Let me close with something else from
Pastor Adam Hamilton’s book “When Christians Get It Wrong”. In the book he speaks about how it is wrong
for us to get stuck on arguments, hate, judging and assuming we know exactly
what God is up too. Then, at the close
of the book, he has a most wonderful chapter about “When Christians get it
Right”. He gives an illustration from
his own congregation, one, if not the largest United Methodist congregation in
the world. Pastor Hamilton tells about
Vincent, who began attending his church.
“He’s a gifted vocalist in his thirties who sang heavy metal and classic
rock for years. Vincent is also afflicted
with Tourette’s syndrome. His form of
Tourette’s is known as coprolalia,
and includes the spontaneous utterance of words most people suppress—swear words. Vincent was diagnosed when he was an
adolescent. From that time on he had
felt unwelcome at church. We have a
large sanctuary, but it was easy to tell when Vincent was present, starting
with his first visit. As I was preaching
he would blurt out swear words. It was a
little unnerving at first. Some with
children who did not understand what was happening moved to another part of the
sanctuary. But almost instantly some
people realized that Vincent had Tourette’s.

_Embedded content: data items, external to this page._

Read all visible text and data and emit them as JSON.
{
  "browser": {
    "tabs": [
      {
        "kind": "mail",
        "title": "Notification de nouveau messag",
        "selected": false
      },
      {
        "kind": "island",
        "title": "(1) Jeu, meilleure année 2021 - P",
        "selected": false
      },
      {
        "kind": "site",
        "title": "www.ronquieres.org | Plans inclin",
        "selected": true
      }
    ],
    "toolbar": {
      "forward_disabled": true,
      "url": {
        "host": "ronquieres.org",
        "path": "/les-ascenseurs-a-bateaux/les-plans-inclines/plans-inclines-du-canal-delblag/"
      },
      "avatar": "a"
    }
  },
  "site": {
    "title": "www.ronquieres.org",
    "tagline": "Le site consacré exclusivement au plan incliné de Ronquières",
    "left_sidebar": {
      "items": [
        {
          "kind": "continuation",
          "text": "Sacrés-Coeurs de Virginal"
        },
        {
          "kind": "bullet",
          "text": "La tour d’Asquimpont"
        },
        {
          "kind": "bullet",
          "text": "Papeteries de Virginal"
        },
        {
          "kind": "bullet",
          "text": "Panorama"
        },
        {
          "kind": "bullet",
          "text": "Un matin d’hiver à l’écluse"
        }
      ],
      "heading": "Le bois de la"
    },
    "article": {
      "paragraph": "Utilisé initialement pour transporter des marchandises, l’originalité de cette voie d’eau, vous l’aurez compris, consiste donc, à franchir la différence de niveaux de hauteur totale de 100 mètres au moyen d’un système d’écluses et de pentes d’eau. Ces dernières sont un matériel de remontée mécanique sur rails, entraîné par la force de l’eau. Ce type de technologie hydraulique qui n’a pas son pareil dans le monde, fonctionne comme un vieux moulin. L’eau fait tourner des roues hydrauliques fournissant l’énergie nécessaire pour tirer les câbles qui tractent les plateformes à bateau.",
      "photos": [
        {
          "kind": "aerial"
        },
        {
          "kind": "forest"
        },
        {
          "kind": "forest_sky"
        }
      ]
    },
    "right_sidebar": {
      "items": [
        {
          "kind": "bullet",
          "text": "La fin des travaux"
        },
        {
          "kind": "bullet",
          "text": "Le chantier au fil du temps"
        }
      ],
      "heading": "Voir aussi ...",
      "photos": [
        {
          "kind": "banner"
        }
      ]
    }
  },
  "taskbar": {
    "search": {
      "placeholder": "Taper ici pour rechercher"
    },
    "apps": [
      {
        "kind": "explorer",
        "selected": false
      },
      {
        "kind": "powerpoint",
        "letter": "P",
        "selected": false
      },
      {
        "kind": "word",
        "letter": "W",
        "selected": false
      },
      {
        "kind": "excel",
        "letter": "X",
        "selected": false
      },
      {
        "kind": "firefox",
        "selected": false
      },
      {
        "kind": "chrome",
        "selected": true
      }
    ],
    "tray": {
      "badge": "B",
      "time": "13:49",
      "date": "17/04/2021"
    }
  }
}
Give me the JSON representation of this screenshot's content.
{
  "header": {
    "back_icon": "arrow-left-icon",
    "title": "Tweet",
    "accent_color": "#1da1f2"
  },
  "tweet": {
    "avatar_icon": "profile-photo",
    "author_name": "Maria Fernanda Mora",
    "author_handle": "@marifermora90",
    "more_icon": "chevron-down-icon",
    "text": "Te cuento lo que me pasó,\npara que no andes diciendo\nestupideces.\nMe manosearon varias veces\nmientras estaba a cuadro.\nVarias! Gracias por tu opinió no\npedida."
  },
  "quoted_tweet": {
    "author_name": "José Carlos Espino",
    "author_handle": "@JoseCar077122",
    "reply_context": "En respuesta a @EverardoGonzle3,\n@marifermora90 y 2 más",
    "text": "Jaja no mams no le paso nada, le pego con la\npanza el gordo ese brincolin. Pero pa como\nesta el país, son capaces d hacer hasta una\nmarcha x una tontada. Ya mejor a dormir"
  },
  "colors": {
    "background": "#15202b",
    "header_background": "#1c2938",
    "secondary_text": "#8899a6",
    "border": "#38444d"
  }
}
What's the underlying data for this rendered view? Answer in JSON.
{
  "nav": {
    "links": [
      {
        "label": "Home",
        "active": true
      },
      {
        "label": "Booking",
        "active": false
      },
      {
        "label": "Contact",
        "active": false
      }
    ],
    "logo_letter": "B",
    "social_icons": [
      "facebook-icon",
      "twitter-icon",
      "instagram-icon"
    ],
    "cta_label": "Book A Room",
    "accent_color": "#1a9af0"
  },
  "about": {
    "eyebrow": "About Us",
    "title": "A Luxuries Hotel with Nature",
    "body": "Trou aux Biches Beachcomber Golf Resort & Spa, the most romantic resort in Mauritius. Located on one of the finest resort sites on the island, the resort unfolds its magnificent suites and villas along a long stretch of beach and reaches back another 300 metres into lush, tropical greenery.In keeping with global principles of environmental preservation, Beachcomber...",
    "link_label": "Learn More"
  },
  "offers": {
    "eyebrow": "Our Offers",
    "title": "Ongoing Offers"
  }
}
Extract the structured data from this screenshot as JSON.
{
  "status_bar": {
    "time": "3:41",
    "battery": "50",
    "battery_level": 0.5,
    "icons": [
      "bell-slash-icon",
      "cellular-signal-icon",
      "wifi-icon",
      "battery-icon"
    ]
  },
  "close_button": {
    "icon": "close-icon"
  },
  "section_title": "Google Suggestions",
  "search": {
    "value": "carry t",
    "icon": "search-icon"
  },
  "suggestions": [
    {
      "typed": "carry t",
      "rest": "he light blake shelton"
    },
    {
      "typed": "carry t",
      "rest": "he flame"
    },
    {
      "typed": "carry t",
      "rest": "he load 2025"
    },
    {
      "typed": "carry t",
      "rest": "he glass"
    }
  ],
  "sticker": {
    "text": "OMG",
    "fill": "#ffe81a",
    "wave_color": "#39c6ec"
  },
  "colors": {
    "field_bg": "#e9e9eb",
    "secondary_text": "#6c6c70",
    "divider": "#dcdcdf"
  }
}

When Vincent showed up for worship, a group of people sat near him and
reassured him it was okay. Vincent
thouth that perhaps it would help people knew his story, so one weekend we told
his story and then invited him to sing. When he finished singing, the congregation
rose to give him a standing ovation.
What they were saying to Vincent was “We love you. We want you here. No matter what, you are a gift from God!” As the church stood applauding, says the
pastor, “I saw the church as it was meant to be, welcoming others without
judgment, but with genuine love. The
church got it right” (From “When Christians Get It Wrong, by Adam Hamilton,
p. 112-113).
Do you know why the church got it
right? Announcing judgment is the easy
part; but saving the world, or finding God’s wonderful gift of salvation and
sharing it with love is the hard part.
It is hard for us to get to, it is hard for us receive it right, and it
hard for us to join with Jesus in his saving work in this world. It is hard, yes, love is hard work, but it is
the real, “greater” work; and if we don’t get to it, the Pope is right, we may
soon cease to feel the warmth of God’s Spirit fire in our own hearts, in our
world, and in our churches. So, let’s
get to it. Let’s let John invite us again to
“one who more powerful" and the 'fire' of love that burns brighter and hotter than any other flame. Amen.